I am just going to repeat what I said here. As far as standard C and C++ are concerned that article is flawed. Precedence only affects which tokens are considered to be the operands of each operator, but it does not affect in any way the order of evaluation.

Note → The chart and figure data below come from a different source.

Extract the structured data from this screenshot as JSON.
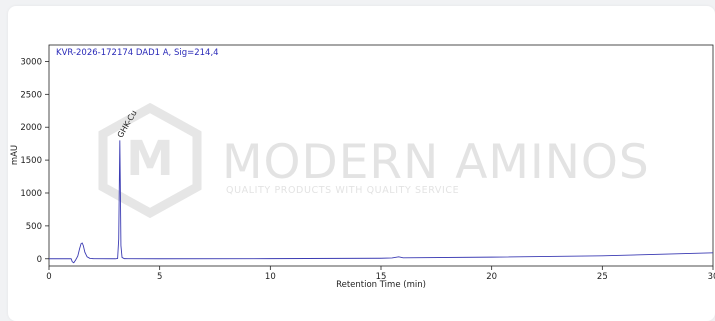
{
  "chart_data": {
    "type": "line",
    "title": "KVR-2026-172174 DAD1 A, Sig=214,4",
    "xlabel": "Retention Time (min)",
    "ylabel": "mAU",
    "xlim": [
      0,
      30
    ],
    "ylim": [
      -110,
      3250
    ],
    "xticks": [
      0,
      5,
      10,
      15,
      20,
      25,
      30
    ],
    "yticks": [
      0,
      500,
      1000,
      1500,
      2000,
      2500,
      3000
    ],
    "grid": false,
    "line_color": "#3b3bb3",
    "series": [
      {
        "values": [
          [
            0.0,
            0
          ],
          [
            1.0,
            0
          ],
          [
            1.05,
            -45
          ],
          [
            1.12,
            -60
          ],
          [
            1.2,
            -20
          ],
          [
            1.3,
            40
          ],
          [
            1.38,
            150
          ],
          [
            1.45,
            230
          ],
          [
            1.5,
            240
          ],
          [
            1.55,
            200
          ],
          [
            1.62,
            100
          ],
          [
            1.72,
            30
          ],
          [
            1.85,
            5
          ],
          [
            2.0,
            2
          ],
          [
            3.0,
            0
          ],
          [
            3.1,
            5
          ],
          [
            3.15,
            300
          ],
          [
            3.18,
            1200
          ],
          [
            3.2,
            1800
          ],
          [
            3.22,
            1200
          ],
          [
            3.25,
            200
          ],
          [
            3.3,
            20
          ],
          [
            3.4,
            2
          ],
          [
            5.0,
            0
          ],
          [
            10.0,
            2
          ],
          [
            15.0,
            8
          ],
          [
            15.5,
            12
          ],
          [
            15.8,
            30
          ],
          [
            16.0,
            15
          ],
          [
            20.0,
            25
          ],
          [
            25.0,
            45
          ],
          [
            30.0,
            90
          ]
        ]
      }
    ],
    "annotations": [
      {
        "text": "GHK-Cu",
        "x": 3.2,
        "y": 1800
      }
    ]
  },
  "watermark": {
    "brand": "MODERN AMINOS",
    "tagline": "QUALITY PRODUCTS WITH QUALITY SERVICE",
    "logo_letter": "M",
    "color": "#e3e3e3"
  }
}
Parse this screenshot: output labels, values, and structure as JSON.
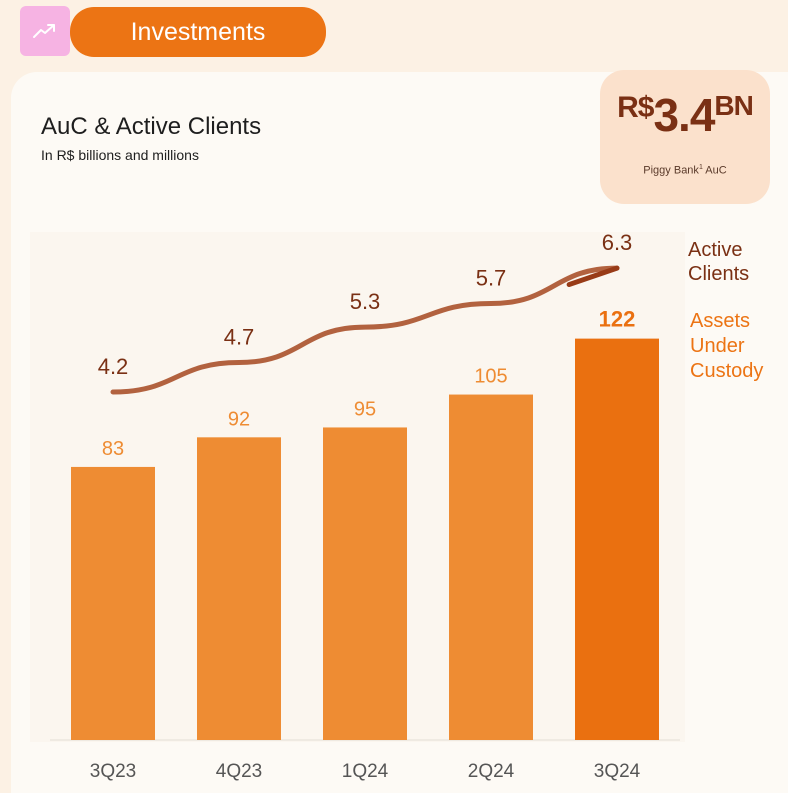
{
  "header": {
    "section_label": "Investments",
    "icon": "trending-up-icon"
  },
  "kpi": {
    "currency": "R$",
    "value": "3.4",
    "unit": "BN",
    "label": "Piggy Bank",
    "footnote": "1",
    "label_suffix": " AuC"
  },
  "chart_data": {
    "type": "bar",
    "title": "AuC & Active Clients",
    "subtitle": "In R$ billions and millions",
    "categories": [
      "3Q23",
      "4Q23",
      "1Q24",
      "2Q24",
      "3Q24"
    ],
    "ylim": [
      0,
      130
    ],
    "series": [
      {
        "name": "Assets Under Custody",
        "type": "bar",
        "values": [
          83,
          92,
          95,
          105,
          122
        ],
        "color": "#ee8c33",
        "highlight_color": "#ea7010",
        "highlight_index": 4
      },
      {
        "name": "Active Clients",
        "type": "line",
        "values": [
          4.2,
          4.7,
          5.3,
          5.7,
          6.3
        ],
        "color": "#b2623f",
        "last_segment_color": "#983b17"
      }
    ],
    "legend": {
      "active_clients_lines": [
        "Active",
        "Clients"
      ],
      "auc_lines": [
        "Assets",
        "Under",
        "Custody"
      ],
      "placement": "right"
    },
    "grid": false
  }
}
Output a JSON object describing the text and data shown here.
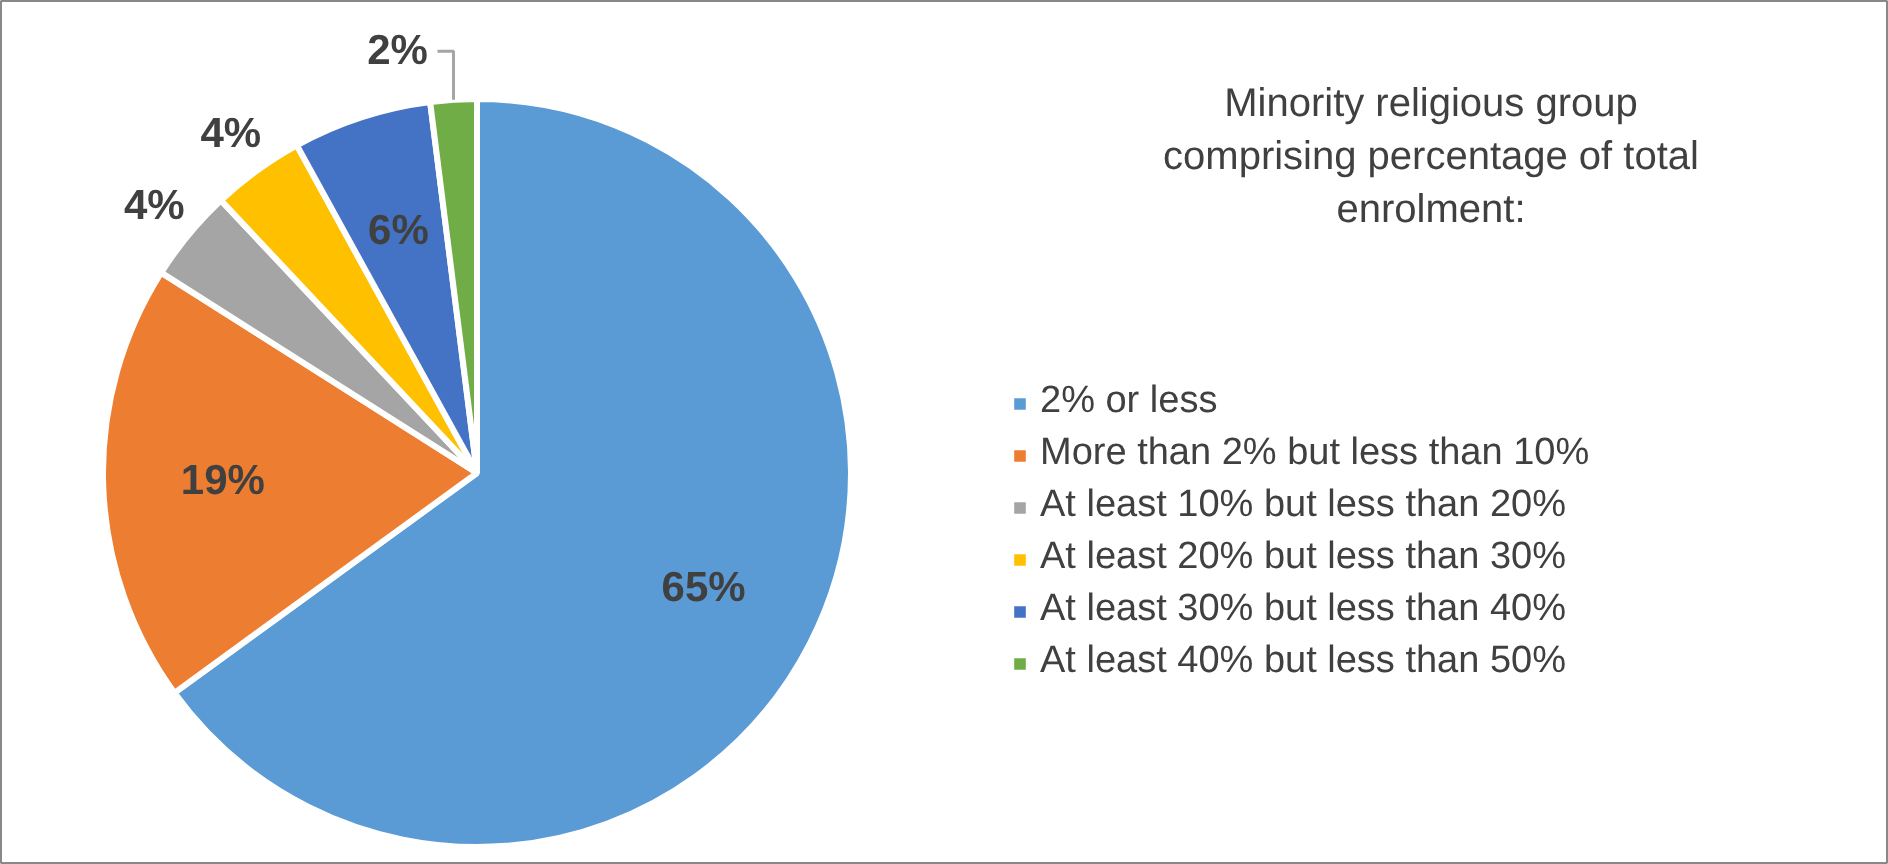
{
  "chart_data": {
    "type": "pie",
    "legend_title": "Minority religious group comprising percentage of total enrolment:",
    "categories": [
      "2% or less",
      "More than 2% but less than 10%",
      "At least 10% but less than 20%",
      "At least 20% but less than 30%",
      "At least 30% but less than 40%",
      "At least 40% but less than 50%"
    ],
    "values": [
      65,
      19,
      4,
      4,
      6,
      2
    ],
    "colors": [
      "#5b9bd5",
      "#ed7d31",
      "#a5a5a5",
      "#ffc000",
      "#4472c4",
      "#70ad47"
    ],
    "value_labels": [
      "65%",
      "19%",
      "4%",
      "4%",
      "6%",
      "2%"
    ],
    "legend": "right"
  }
}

So, the link only explains how Microsoft implemented things, not how the language itself works.
优先级与求值顺序无关,反之亦然。
< strong>优先级规则描述了当表达式混合不同类型的运算符时,下括号表达式应如何加上括号。例如,乘法的优先级高于加法,因此
2 + 3 x 4相当于2 + (3 x 4),而不是(2 + 3 ) x 4。求值顺序规则描述了表达式中每个操作数的求值顺序。
举个例子
根据运算符优先级规则,它将被括号为 (
++/--的优先级高于||,而||的优先级高于=):逻辑 OR
||的求值顺序指出 (C11 6.5.14)这意味着将首先计算左操作数,即子表达式
(x++)。由于短路行为; 如果第一个操作数与0比较不等于,则不计算第二个操作数,右操作数--y虽然是括号,但不会计算早于(++x) || (--y)。Precedence has nothing to do with order of evaluation and vice-versa.

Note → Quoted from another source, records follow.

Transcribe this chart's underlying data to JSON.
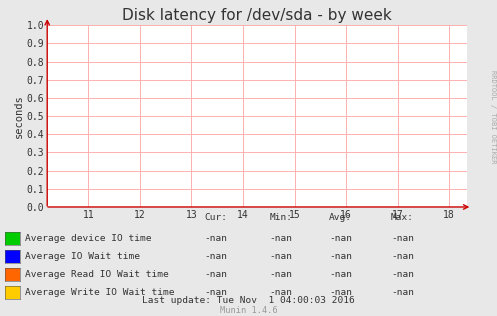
{
  "title": "Disk latency for /dev/sda - by week",
  "ylabel": "seconds",
  "xlim": [
    10.2,
    18.35
  ],
  "ylim": [
    0.0,
    1.0
  ],
  "xticks": [
    11,
    12,
    13,
    14,
    15,
    16,
    17,
    18
  ],
  "yticks": [
    0.0,
    0.1,
    0.2,
    0.3,
    0.4,
    0.5,
    0.6,
    0.7,
    0.8,
    0.9,
    1.0
  ],
  "grid_color": "#ffb0b0",
  "bg_color": "#e8e8e8",
  "plot_bg_color": "#ffffff",
  "axis_color": "#cc0000",
  "tick_color": "#333333",
  "title_color": "#333333",
  "title_fontsize": 11,
  "watermark": "RRDTOOL / TOBI OETIKER",
  "legend_items": [
    {
      "label": "Average device IO time",
      "color": "#00cc00"
    },
    {
      "label": "Average IO Wait time",
      "color": "#0000ff"
    },
    {
      "label": "Average Read IO Wait time",
      "color": "#ff6600"
    },
    {
      "label": "Average Write IO Wait time",
      "color": "#ffcc00"
    }
  ],
  "stats_headers": [
    "Cur:",
    "Min:",
    "Avg:",
    "Max:"
  ],
  "stats_values": [
    [
      "-nan",
      "-nan",
      "-nan",
      "-nan"
    ],
    [
      "-nan",
      "-nan",
      "-nan",
      "-nan"
    ],
    [
      "-nan",
      "-nan",
      "-nan",
      "-nan"
    ],
    [
      "-nan",
      "-nan",
      "-nan",
      "-nan"
    ]
  ],
  "footer": "Last update: Tue Nov  1 04:00:03 2016",
  "munin_version": "Munin 1.4.6"
}
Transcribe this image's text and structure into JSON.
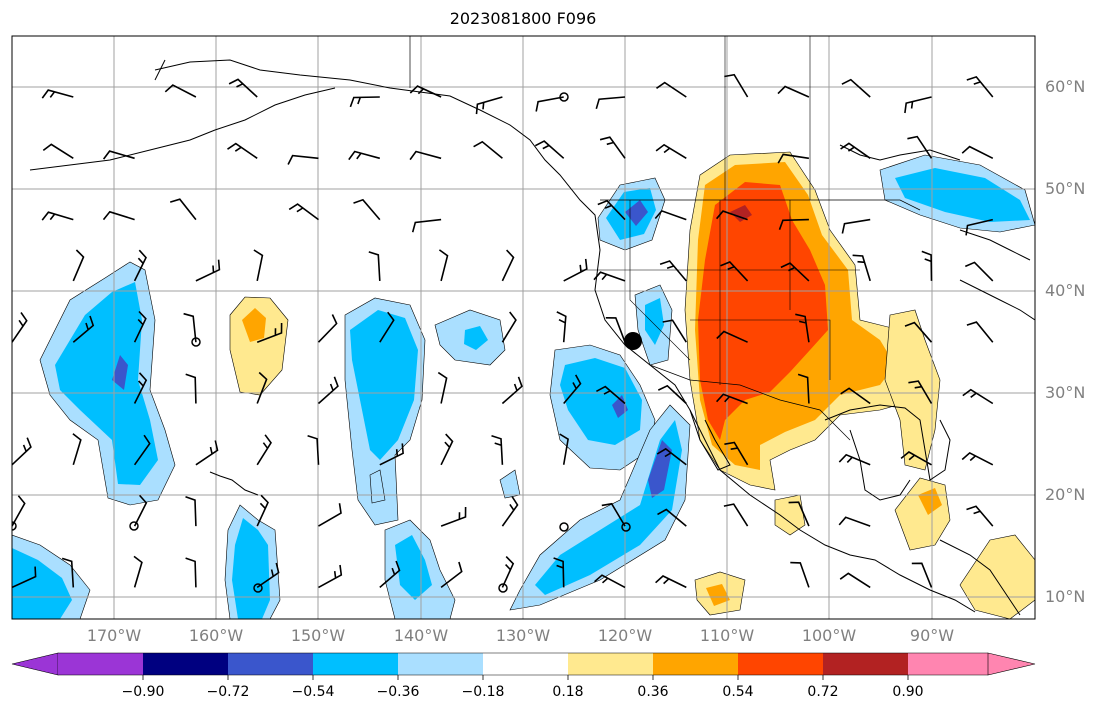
{
  "title": "2023081800 F096",
  "map": {
    "lat_labels": [
      "60°N",
      "50°N",
      "40°N",
      "30°N",
      "20°N",
      "10°N"
    ],
    "lon_labels": [
      "170°W",
      "160°W",
      "150°W",
      "140°W",
      "130°W",
      "120°W",
      "110°W",
      "100°W",
      "90°W"
    ],
    "gridline_color": "#a0a0a0",
    "extent": {
      "lon": [
        -180,
        -80
      ],
      "lat": [
        8,
        65
      ]
    }
  },
  "colorbar": {
    "ticks": [
      "−0.90",
      "−0.72",
      "−0.54",
      "−0.36",
      "−0.18",
      "0.18",
      "0.36",
      "0.54",
      "0.72",
      "0.90"
    ],
    "colors": [
      "#9b35d6",
      "#000080",
      "#3a56cc",
      "#00bfff",
      "#aadfff",
      "#ffffff",
      "#ffe98f",
      "#ffa500",
      "#ff4500",
      "#b22222",
      "#ff85b0"
    ]
  },
  "chart_data": {
    "type": "heatmap",
    "title": "2023081800 F096",
    "levels": [
      -0.9,
      -0.72,
      -0.54,
      -0.36,
      -0.18,
      0.18,
      0.36,
      0.54,
      0.72,
      0.9
    ],
    "xlim": [
      -180,
      -80
    ],
    "ylim": [
      8,
      65
    ],
    "marker": {
      "lon": -119.5,
      "lat": 35
    }
  }
}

Precedence rules describe how an underparenthesized expression should be parenthesized when the expression mixes different kinds of operators. For example, multiplication is of higher precedence than addition, so
2 + 3 x 4is equivalent to2 + (3 x 4), not(2 + 3) x 4.Order of evaluation rules describe the order in which each operand in an expression is evaluated.
Take an example
By operator precedence rule, it will be parenthesize as (
++/--has higher precedence than||which has higher precedence than=):The order of evaluation of logical OR
||states that (C11 6.5.14)This means that the left operand, i.e the sub-expression
(x++)will be evaluated first. Due to short circuiting behavior; If the first operand compares unequal to0, the second operand is not evaluated, right operand--ywill not be evaluated although it is parenthesize prior than(++x) || (--y).我认为这只是
表达问题,因为
首先适合 3. 规则,然后适合 6. 规则:在分配之前完成评估。
因此,
对于 a=1 的 gets 完全评估为:
结果是相同的 = 4。
An
将会有未定义的结果。不是吗?
I think it's only the
epxression problematic, because
fits first in 3. but then in the 6. rule: complete evaluation before assignment.
So,
gets for a=1 fully evaluated to:
The result is the same = 4.
An
would have undefined results. Isn't it?